From The New York Times:
MARRYING ANITA A Quest for Love in the New India
By Anita Jain
Like many single women looking for love in New York, the journalist Anita Jain was fed up with the local dating scene. In 2005, Jain, who was then 32, wrote an article for New York magazine — “Is Arranged Marriage Really Any Worse Than Craiglist?” — in which she wondered whether she should let her Indian relatives find her a husband. It seemed tempting. What marriage-minded woman doesn’t dream of never having to walk into a singles bar again? Yet, while few modern Westerners would be willing to outsource their spousal selection (heck, most won’t even let their mothers set them up on a coffee date), Jain actually hopped on a plane to Delhi. It was the reverse journey her father had taken more than three decades earlier, when he left his homeland for America in search of better job opportunities. Jain, on the other hand, was going to India for what she hoped would be better dating opportunities.

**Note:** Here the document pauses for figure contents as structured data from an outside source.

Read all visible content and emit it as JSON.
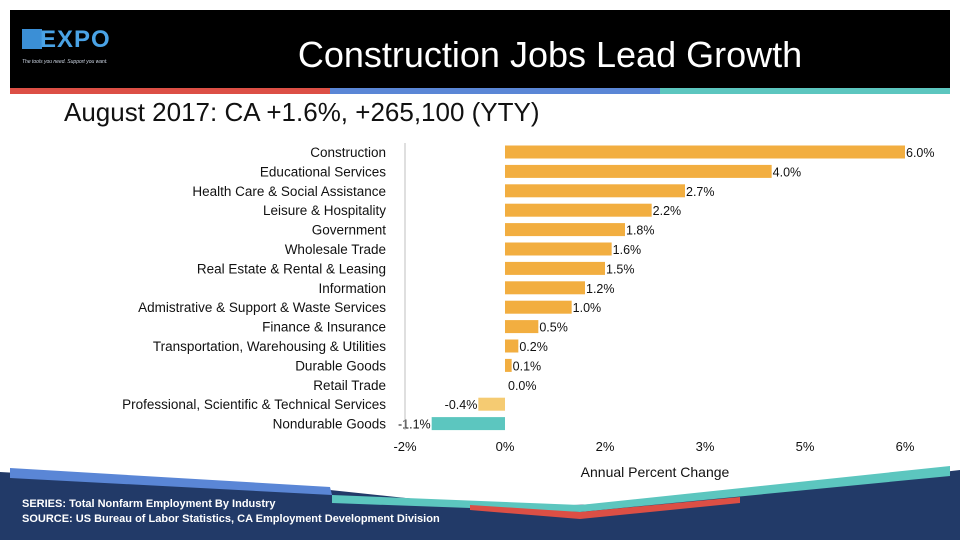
{
  "header": {
    "logo_text": "EXPO",
    "logo_tagline": "The tools you need. Support you want.",
    "title": "Construction Jobs Lead Growth"
  },
  "subtitle": "August 2017: CA +1.6%, +265,100 (YTY)",
  "footer": {
    "series": "SERIES: Total Nonfarm Employment By Industry",
    "source": "SOURCE:  US Bureau of Labor Statistics, CA Employment Development Division"
  },
  "colors": {
    "positive_bar": "#f2ae40",
    "negative_bar": "#f5cb72",
    "highlight_bar": "#5cc6bf",
    "stripe_red": "#dc4f45",
    "stripe_blue": "#5a86d6",
    "stripe_teal": "#5cc6bf",
    "footer_navy": "#223a68"
  },
  "chart_data": {
    "type": "bar",
    "orientation": "horizontal",
    "categories": [
      "Construction",
      "Educational Services",
      "Health Care & Social Assistance",
      "Leisure & Hospitality",
      "Government",
      "Wholesale Trade",
      "Real Estate & Rental & Leasing",
      "Information",
      "Admistrative & Support & Waste Services",
      "Finance & Insurance",
      "Transportation, Warehousing & Utilities",
      "Durable Goods",
      "Retail Trade",
      "Professional, Scientific & Technical Services",
      "Nondurable Goods"
    ],
    "values": [
      6.0,
      4.0,
      2.7,
      2.2,
      1.8,
      1.6,
      1.5,
      1.2,
      1.0,
      0.5,
      0.2,
      0.1,
      0.0,
      -0.4,
      -1.1
    ],
    "data_labels": [
      "6.0%",
      "4.0%",
      "2.7%",
      "2.2%",
      "1.8%",
      "1.6%",
      "1.5%",
      "1.2%",
      "1.0%",
      "0.5%",
      "0.2%",
      "0.1%",
      "0.0%",
      "-0.4%",
      "-1.1%"
    ],
    "xlabel": "Annual Percent Change",
    "xlim": [
      -1.5,
      6.0
    ],
    "x_ticks": [
      -1.5,
      0,
      1.5,
      3,
      4.5,
      6
    ],
    "x_tick_labels": [
      "-2%",
      "0%",
      "2%",
      "3%",
      "5%",
      "6%"
    ],
    "grid": false
  }
}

It isn’t until the final weeks, when her parents visit, that she tries the arranged marriage route. By then, it’s apparent that while you can take the girl out of America, you can’t take American ideals out of the girl: she still craves a romantic spark. Of course, there’s nothing new in the story of a woman seeking a husband. What’s new here — and stunningly so — is Jain’s engaging, intelligent voice, at turns wry (when she catches sight of a former Sikh suitor without his turban, she comments: “Now that I can actually see him, I realize he’s kind of cute”) and provocatively curious (why do her smart, married Indian cousins, who aren’t allowed to defecate during the day in their own homes, seem more at peace with their lives than she is?). The result is less a dating memoir than a thoughtful, incisive exploration of the nature of connection. Ultimately, Jain seems to be asking, Is modernization really progress? After all, if with choice comes freedom, then why do so many single women feel imprisoned by their loneliness?